The Thinker, Rodin

The Thinker, Rodin

Navigating change can be tricky. Left-brain logic. Right brain intuition. Longings. Dreams. The sensitive balance of Effort vs Allowing. Pesky impatience. The mental fog of over-thinking.

Recently my husband and I made a big decision about where to move our family. One exercise that helped get out of the confusion was an embodied decision-making exercise.  Here’s how it worked:

OUR QUESTION

Where shall we live?

FACTORS

  • we had a baby
  • landlord sold the house
  • husband was finishing PhD and looking for work: his job prospects not looking good (many applications and interviews, no bites): my work is resonably mobile
  • no family in current city of Vancouver (and this child-rearing business is more isolating and tiring than we thought)
  • we love the West Coast
  • we dream of living close to nature
  • we want to be in a small but dynamic town with career opps and where we can afford a house

OUR PROCESS

We investigated places to move to.

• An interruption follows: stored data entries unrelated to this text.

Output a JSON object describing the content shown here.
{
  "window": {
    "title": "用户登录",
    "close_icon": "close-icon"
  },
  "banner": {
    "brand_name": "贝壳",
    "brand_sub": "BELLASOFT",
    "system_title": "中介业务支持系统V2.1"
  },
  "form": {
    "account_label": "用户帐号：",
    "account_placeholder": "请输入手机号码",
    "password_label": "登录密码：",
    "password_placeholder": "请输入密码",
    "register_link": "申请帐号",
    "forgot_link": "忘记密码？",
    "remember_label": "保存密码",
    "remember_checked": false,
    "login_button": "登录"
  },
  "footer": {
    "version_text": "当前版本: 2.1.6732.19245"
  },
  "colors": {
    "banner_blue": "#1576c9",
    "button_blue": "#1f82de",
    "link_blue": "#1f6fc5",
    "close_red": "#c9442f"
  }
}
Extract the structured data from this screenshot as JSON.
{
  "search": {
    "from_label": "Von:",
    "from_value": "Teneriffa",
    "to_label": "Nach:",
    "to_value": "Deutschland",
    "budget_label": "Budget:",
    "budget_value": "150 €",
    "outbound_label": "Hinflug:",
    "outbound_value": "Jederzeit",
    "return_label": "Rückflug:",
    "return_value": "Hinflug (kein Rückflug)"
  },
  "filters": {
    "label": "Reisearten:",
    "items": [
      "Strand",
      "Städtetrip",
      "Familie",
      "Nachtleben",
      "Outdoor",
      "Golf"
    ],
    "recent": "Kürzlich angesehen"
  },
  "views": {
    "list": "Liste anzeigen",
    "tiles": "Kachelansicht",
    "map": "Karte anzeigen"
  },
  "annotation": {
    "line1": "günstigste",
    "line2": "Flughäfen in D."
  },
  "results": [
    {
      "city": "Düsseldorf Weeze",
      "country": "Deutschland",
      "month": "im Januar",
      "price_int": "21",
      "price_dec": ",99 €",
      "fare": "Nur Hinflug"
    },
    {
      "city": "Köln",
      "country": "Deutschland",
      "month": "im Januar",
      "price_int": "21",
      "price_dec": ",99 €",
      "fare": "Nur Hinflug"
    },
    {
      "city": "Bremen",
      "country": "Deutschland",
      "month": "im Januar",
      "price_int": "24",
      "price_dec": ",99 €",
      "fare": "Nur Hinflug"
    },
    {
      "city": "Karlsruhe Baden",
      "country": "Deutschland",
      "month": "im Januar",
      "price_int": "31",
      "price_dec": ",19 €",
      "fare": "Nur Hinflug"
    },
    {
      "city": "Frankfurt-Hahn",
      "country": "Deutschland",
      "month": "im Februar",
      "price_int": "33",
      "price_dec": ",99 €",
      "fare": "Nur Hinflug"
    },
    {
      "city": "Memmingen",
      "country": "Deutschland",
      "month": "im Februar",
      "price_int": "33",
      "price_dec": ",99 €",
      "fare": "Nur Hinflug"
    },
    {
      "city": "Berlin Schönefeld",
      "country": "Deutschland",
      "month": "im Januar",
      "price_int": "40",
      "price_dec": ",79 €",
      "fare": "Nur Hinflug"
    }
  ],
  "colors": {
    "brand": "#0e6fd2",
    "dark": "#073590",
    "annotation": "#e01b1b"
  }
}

There were different pull factors but no anchor.

Sean’s hometown of Hamilton sounded promising with good family connections – but Ontario is cold, there are no mountains or ocean, AND no job offers. Parts of Vancouver Island appealed – nature, friends, the Good Life, but no family, no obvious jobs and questionable career potential. My friends have made it work in Vancouver – why can’t we?!

THE PLAN

We would try to get things going in Vancouver. We would explore other areas. We set a decision deadline. We got to the deadline and did an embodied check-in.

EMBODIED CHECK-IN: STEP BY STEP

Before you start, make sure each option is clear (e.g. move to X town, or stay here; or stay in this relationship/job etc or leave it). Trying this with 2 or 3 options is usually workable. More can get confusing.

  1. In a quiet place, take a few minutes to settle your body and mind. 
    i.e. take some deep breaths, drop your attention into your body. Notice the sensations of your breathing. Notice the feeling of your body as it’s seated. Let yourself settle.
  2. Staying in contact with the felt sensations in your body and your inner feeling space, fully step in to the 1st option. That is take it on as if you have definitely chosen it.
  3. Talk out loud to yourself positively about the decision you’ve “made” – you might say to yourself “We’ve decided to move to X. It make sense because of X, Y, Z. We’ve found a great place to live and are settling in. It feels good and like the right thing.” Notice what happens in your body, notice the kinds of sensations you have and the ways in which your body wants to move
  4. Stay with the “made” decision in your mind and keep noticing. (Is there an initial openess then a contraction sets in? Or a heavy feeling in your chest?) See if there are words or images that fit your experience. Stay in the experience as long as it feels useful. For me this is usually a minute or two until I lose focus. Make one-word notes or draw an image if it helps stay connected with the experience.
  5. Clear space again. Let that one go. Breath.
  6. In the same kind of mindful awareness of your bodily sensations, repeat with the next option.
  7. Clear space again. Breathe. What did you notice in each?

This exercise is taken from Hakomi and influenced by Eugene Gendlin’s focusing

OUR OUTCOME

To my surprise the Hamilton option evoked an openness, excitement and sense of potential in me. The Vancouver Island option got a heavy, low energy, dense response. My husband and I compared notes and thankfully had similarly enlivening responses to Hamilton. In that moment we basically decided our direction. We slept on it and still had the same sense in the morning. Bingo.

DEEPER WATERS vs THE QUICK ANSWER

With this kind of check-in you can come upon all sorts of internal experiences – fears and stuck or defended places included. So this isn’t just an easy way of finding a “yes” or a “no”, more of a way to see what is there.

With practice, and a bit of courage, you can start to inquire into these fears.  Ask yourself what about this is so scary or stuck about a choice and pay attention to what your body does in response to the question.  Perhaps what you though was anxious fear is more deeply a sense of excitement and adventure.  Using the sensations in your body, you will be able to discern more subtly so that a sign of a fear doesn’t have to mean that you reject a movement towards a direction.